The Founding Fathers knew. The Founding Fathers hated government, because they knew that power breeds the love of power. They’d have started another revolution over “Unitary Executive Powers,” over “signing statements,” over warrantless spying.

It’s not that power corrupts. I mean, power does corrupt, but that’s another story. It’s that power loves to keep power, just as wealth loves to keep wealth, just as bureaucracy loves to perpetuate bureaucracy.

Life seeks self-preservation. Not just individual life, but all things about which we might say ‘they take on a life of their own’: Communities, nations, causes, institutions. That which has a life seeks to preserve its own life. That’s the nature of things. Not wrong. Just is.

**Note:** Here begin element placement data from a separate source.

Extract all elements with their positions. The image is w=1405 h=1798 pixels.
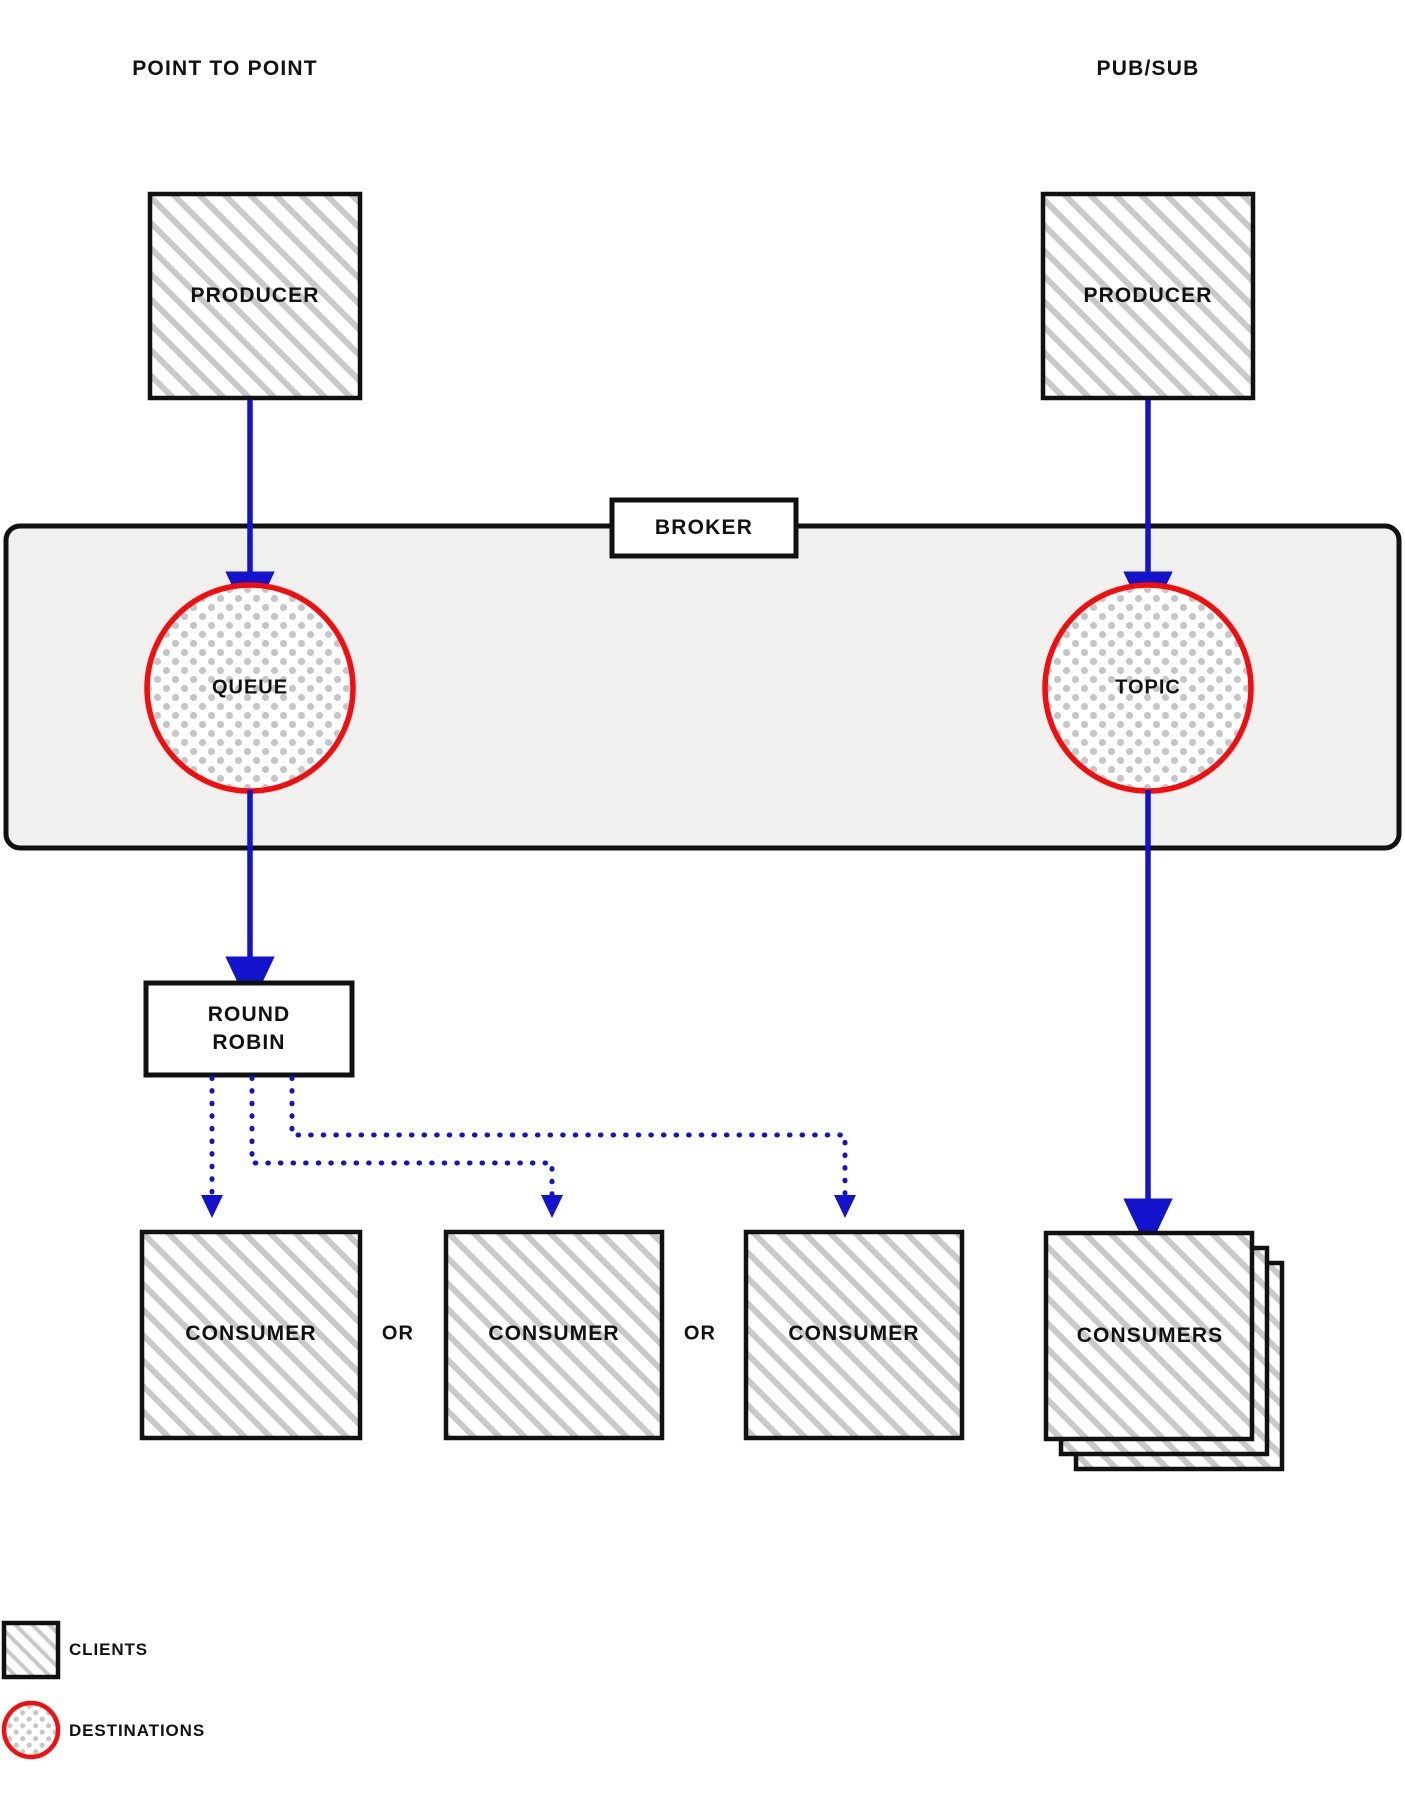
dotted-path-consumer-3 [289,1075,857,1218]
or-separator-1: OR [381,1322,415,1345]
consumer-box-1 [139,1229,363,1441]
round-robin-line-1: ROUND [207,1003,291,1026]
broker-label: BROKER [654,516,754,539]
producer-box-pubsub [1040,191,1256,401]
legend-label-clients: CLIENTS [69,1640,149,1659]
producer-box-p2p [147,191,363,401]
legend-destinations-swatch [1,1700,61,1760]
round-robin-line-2: ROBIN [212,1031,286,1054]
column-title-pub-sub: PUB/SUB [1096,57,1200,80]
producer-label-p2p: PRODUCER [190,284,320,307]
queue-label: QUEUE [211,676,289,699]
round-robin-box [143,980,355,1078]
legend-clients-swatch [1,1620,61,1680]
consumer-box-3 [743,1229,965,1441]
legend-label-destinations: DESTINATIONS [69,1721,206,1740]
consumer-label-1: CONSUMER [185,1322,317,1345]
consumers-stack-front [1043,1230,1255,1442]
broker-title-box [609,497,799,559]
round-robin-label: ROUND ROBIN [208,1001,291,1057]
consumer-label-2: CONSUMER [488,1322,620,1345]
topic-label: TOPIC [1115,676,1181,699]
consumer-label-3: CONSUMER [788,1322,920,1345]
or-separator-2: OR [683,1322,717,1345]
column-title-point-to-point: POINT TO POINT [132,57,318,80]
consumer-box-2 [443,1229,665,1441]
producer-label-pubsub: PRODUCER [1083,284,1213,307]
consumers-label: CONSUMERS [1076,1324,1224,1347]
dotted-path-consumer-2 [249,1075,564,1218]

Institutions are founded for reasons, but soon their raison de etre is the preservation of the institution. This may or may not breed corruption, but the mission is lost. Part of why we stay in bad relationships, or dead-end jobs, or hold on to outmoded notions, is simply the self-sustaining urge we apply to each of these things.

So to be in power is to seek to preserve your own power. And the more power you have, the better able you are to do that, until at last you create tyranny. The Founding Fathers created checks and balances, gave primary power to Congress, designed a government that would kick the President in the ass if he went too far, because they foresaw this. They foresaw that to be powerful is to seek to steal power from others. In a word, they foresaw George W. Bush. That’s why they gave Congress the power to stop him (or at least slow him way down). All Congress has to do is act.

2 comments

  1. Tom Hilton says:

    Melville posted a quote from Hofstadter about Lincoln in one of my comment threads that reminded me of this post. Relevant excerpt:

    “‘Men moving only in an official circle,’ [Lincoln] told Carpenter, ‘are apt to become merely official – not to say arbirtrary – in their ideas, and are apter and apter with each passing day to forget they only hold power in a representative capacity.’ Is it possible to recall anyone else in modern history who could exercise so much power and yet so slightly feel the private corruption that goes with it? here, perhaps, is the best measure of Lincoln’s personal eminence in the human calendar – that he was chastened and not intoxicated by power.”

    Nobody’s ever going to say that about the current crop of dirtbags…

  2. Dan says:

    As a non-American the best thing I can Say about not so curious George is that he makes our politicians look much better in comparison,including the conservative ones.